[Advaita-l] Neuroscience - Perspective On Consciousness
sjayana at yahoo.com
Mon Jan 2 21:59:40 CST 2006
V.S.Ramachandran is generally regarded as an outstanding researcher in the
field of neuroscience, where he has made fundamental contributions. The book
makes fascinating reading, and has received high praise from several critics,
including Nobel laureates.
He seems to be quite familiar with the basics of advaitic thought and a
believer in the traditional teachings. For example, he has dedicated the book
"To Saraswathy, the goddess of learning, music and wisdom". He has included
sprinklings of advaitic quotes throughout the book. Although he may not be
"well-versed" in advaita, he has certainly not misunderstood the philosophy
The third chapter on how one's body may actually be an illusion is especially
interesting. The body is perceived in the brain, as it has been "created by the
brain using information from the senses". Ergo: "Your own body is a phantom,
one that your brain has temporarily constructed purely for convenience" (page
58)! VSR provides an apt quote from the Vivekachudamani (verse 163) at the
beginning of this chapter (page 39): "You never identify yourself with the
shadow cast by your body or with its reflection, or with the body you see in a
dream or in your imagination. Therefore you should not identify yourself with
this living body, either. -Shankara (A.D. 788-820), Viveka Chudamani".

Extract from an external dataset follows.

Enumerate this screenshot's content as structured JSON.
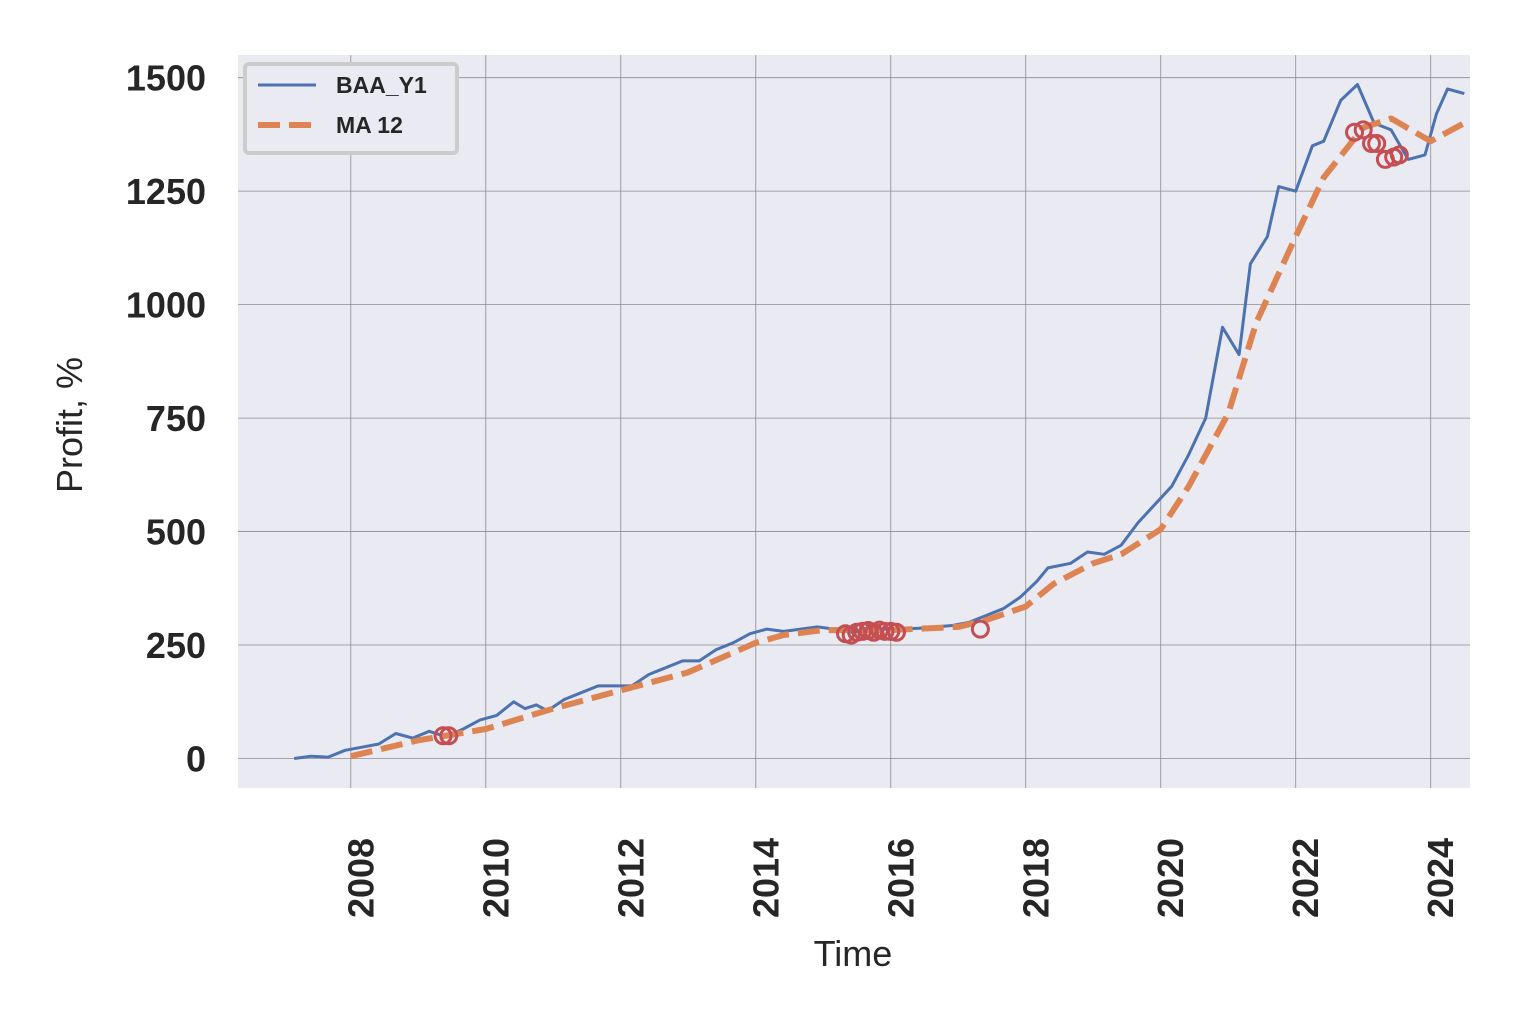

Ramana Maharshi has commented in "Talks" (10th March 1936) regarding the brain
and its role in the perception of the body and world:
"...the body and all other objects are all contained in the brain. The light is
projected on the brain. The impressions in the brain become manifest as the
body and the worlds. Because the ego identifies itself with limitations, the
body is considered separate and the world separate. Lying down on your bed in a
closed room with eyes closed you dream of London, the crowds there and you
among them. A certain body is identified as yourself in the dream. London and
the rest could not have entered into the room and into your brain; however,
such wide space and duration of time were all perceptible to you. They must
have been projected from the brain. Although the world is so big and the brain
so small, is it not a matter of wonder that such a big creation is contained in
such small compass as one's brain? Though the screen is limited, still all the
pictures of the cinema pass on it and are visible there. You do not wonder how
such a long procession of events could be manifest on such a small screen.
Similarly with the objects and the brain."
When sometimes VSR speaks about the "self", it is obvious that he's referring
to the ego (false "I") that is the I-am-the-body-idea and not to the Atman that
is independent of the body. For example, here is what he says on page 227: "As
someone who was born in India and raised in the Hindu tradition, I was taught
that the concept of the self - the "I" within me that is aloof from the
universe and engages in a lofty inspection of the world around me - is an
illusion, a veil called maya. The search for enlightenment, I was told,
consists of lifting this veil and realizing that you are really "One with the
cosmos". Ironically, after extensive training in Western medicine and more than
fifteen years of research on neurological patients and visual illusions, I have
come to realize that there is much truth to this view - that the notion of a
single unified self "inhabiting" the brain may indeed be an illusion."
Just in case someone thinks that the idea of the false "I" vanishing is not
advaitic, here's a quote from Ramana Maharshi's upadesa saram 19-20:
"When one turns within and searches
Whence this 'I' thought arises,
The shamed 'I' vanishes -
And wisdom's quest begins.
Where this 'I' notion faded
Now there as I, as I, arises
The One, the very Self,
--- Mahesh Ursekar <mahesh.ursekar at gmail.com> wrote:
> I read a brief interview of Dr VSR in the Indian Express and I get the
> impresssion that his world view is that "it's all in the brain" i.e. he is
> not well versed with Vedantic thought. Since I do not have his book, I am
> not able to ascertain this completely. Can you help me?